There were people at Harvard and MIT then who had used, in control theory, a method very similar to the first-generation adjoint method, where calculations are carried out backwards from time T to T-1 to T-2 and so on, but where derivative calculations at any time are based on classical forwards methods. (In [1], I discussed first-generation work by Jacobsen and Mayne[15], by Bryson and Ho[16], and by Kashyap, which was particularly relevant to my larger goals.) Some later debunkers have in fact argued that backpropagation was essentially a trivial and obvious extension of that earlier work. But in fact, some of the people doing that work actually controlled computer resources at Harvard and MIT at that time, and would not allow those resources to be used to test the ability of true backpropagation to train ANNs for supervised learning; they did believe there was enough evidence in 1971 that true backpropagation could possibly work.

In actuality, the challenge of supervised learning was not what really brought me to develop backpropagation. That was a later development. My initial goal was to develop a kind of universal neural network learning device to perform a kind of “Reinforcement Learning” (RL) illustrated in Figure 5.

Figure 5. A Concept of Reinforcement Learning. Note that the environment and the RLS

are both assumed to have memory at time t of the previous time t-1, and that

the goal of the RLS is to learn how to maximize the sum of expected U (<U>) over all future time t.

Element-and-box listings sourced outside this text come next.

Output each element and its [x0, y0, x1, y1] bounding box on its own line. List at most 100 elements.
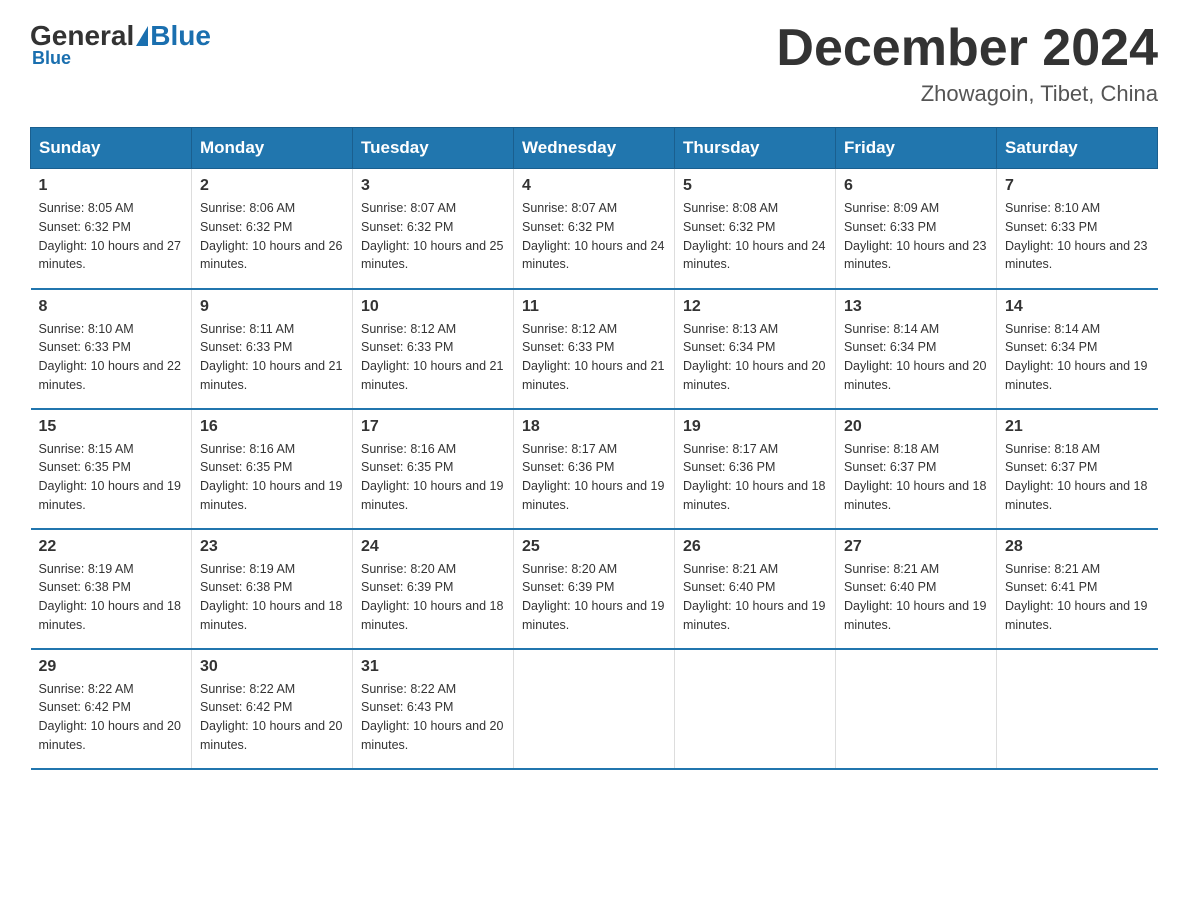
- table-row: 6 Sunrise: 8:09 AM Sunset: 6:33 PM Dayli…: [836, 169, 997, 289]
- sunrise-label: Sunrise: 8:22 AM: [39, 682, 134, 696]
- sunset-label: Sunset: 6:33 PM: [522, 340, 614, 354]
- page: General Blue Blue December 2024 Zhowagoi…: [0, 0, 1188, 790]
- sunrise-label: Sunrise: 8:18 AM: [844, 442, 939, 456]
- sunset-label: Sunset: 6:34 PM: [1005, 340, 1097, 354]
- day-number: 31: [361, 658, 505, 676]
- day-number: 12: [683, 298, 827, 316]
- sunset-label: Sunset: 6:38 PM: [39, 580, 131, 594]
- day-info: Sunrise: 8:19 AM Sunset: 6:38 PM Dayligh…: [200, 560, 344, 635]
- day-info: Sunrise: 8:12 AM Sunset: 6:33 PM Dayligh…: [522, 320, 666, 395]
- day-number: 7: [1005, 177, 1150, 195]
- day-info: Sunrise: 8:20 AM Sunset: 6:39 PM Dayligh…: [522, 560, 666, 635]
- header: General Blue Blue December 2024 Zhowagoi…: [30, 20, 1158, 107]
- month-title: December 2024: [776, 20, 1158, 77]
- day-number: 20: [844, 418, 988, 436]
- table-row: [836, 649, 997, 769]
- daylight-label: Daylight: 10 hours and 21 minutes.: [200, 359, 342, 392]
- col-thursday: Thursday: [675, 128, 836, 169]
- daylight-label: Daylight: 10 hours and 19 minutes.: [522, 599, 664, 632]
- day-info: Sunrise: 8:22 AM Sunset: 6:42 PM Dayligh…: [200, 680, 344, 755]
- table-row: 18 Sunrise: 8:17 AM Sunset: 6:36 PM Dayl…: [514, 409, 675, 529]
- table-row: 13 Sunrise: 8:14 AM Sunset: 6:34 PM Dayl…: [836, 289, 997, 409]
- day-number: 13: [844, 298, 988, 316]
- logo: General Blue Blue: [30, 20, 211, 69]
- day-info: Sunrise: 8:20 AM Sunset: 6:39 PM Dayligh…: [361, 560, 505, 635]
- table-row: 28 Sunrise: 8:21 AM Sunset: 6:41 PM Dayl…: [997, 529, 1158, 649]
- day-info: Sunrise: 8:09 AM Sunset: 6:33 PM Dayligh…: [844, 199, 988, 274]
- location-subtitle: Zhowagoin, Tibet, China: [776, 81, 1158, 107]
- sunrise-label: Sunrise: 8:13 AM: [683, 322, 778, 336]
- table-row: 27 Sunrise: 8:21 AM Sunset: 6:40 PM Dayl…: [836, 529, 997, 649]
- col-monday: Monday: [192, 128, 353, 169]
- day-info: Sunrise: 8:21 AM Sunset: 6:40 PM Dayligh…: [844, 560, 988, 635]
- daylight-label: Daylight: 10 hours and 18 minutes.: [1005, 479, 1147, 512]
- daylight-label: Daylight: 10 hours and 18 minutes.: [39, 599, 181, 632]
- daylight-label: Daylight: 10 hours and 19 minutes.: [844, 599, 986, 632]
- sunset-label: Sunset: 6:32 PM: [361, 220, 453, 234]
- day-number: 30: [200, 658, 344, 676]
- day-info: Sunrise: 8:12 AM Sunset: 6:33 PM Dayligh…: [361, 320, 505, 395]
- table-row: 19 Sunrise: 8:17 AM Sunset: 6:36 PM Dayl…: [675, 409, 836, 529]
- sunrise-label: Sunrise: 8:12 AM: [361, 322, 456, 336]
- sunset-label: Sunset: 6:32 PM: [200, 220, 292, 234]
- day-info: Sunrise: 8:21 AM Sunset: 6:40 PM Dayligh…: [683, 560, 827, 635]
- day-info: Sunrise: 8:22 AM Sunset: 6:42 PM Dayligh…: [39, 680, 184, 755]
- table-row: 31 Sunrise: 8:22 AM Sunset: 6:43 PM Dayl…: [353, 649, 514, 769]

Ironically, my efforts here were inspired in part by an earlier paper of Minsky [17], where he proposed reinforcement learning as a pathway to true general-purpose AI. Early efforts to build general-purpose RL systems were no more successful than early efforts to train MLPs for supervised learning, but in 1968 [18] I proposed what was then a new approach to reinforcement learning. Because the goal of RL is to maximize the sum of <U> over future time, I proposed that we build systems explicitly designed to learn an approximation to dynamic programming, the only exact and efficient method to solve such an optimization problem in the general case. The key concepts of classical dynamic programming are shown in Figure 6.

In classical dynamic programming, the user supplies the utility function to be maximized (this time as a function of the state x(t)!) and a stochastic model of the environment used to compute the expectation values indicated by angle brackets in the equation. The mathematician then finds the function J which solves the equation shown in Figure 6, a form of the Bellman equation. The key theorem is that (under the right conditions) any system which chooses u(t) to solve the simple, static maximization problem within that equation will automatically provide the optimal strategy over time to solve the difficult problem in optimization over infinite time. See [9,19,20] for more complete discussions, including discussion of key concepts and notation in figures 6 and 7.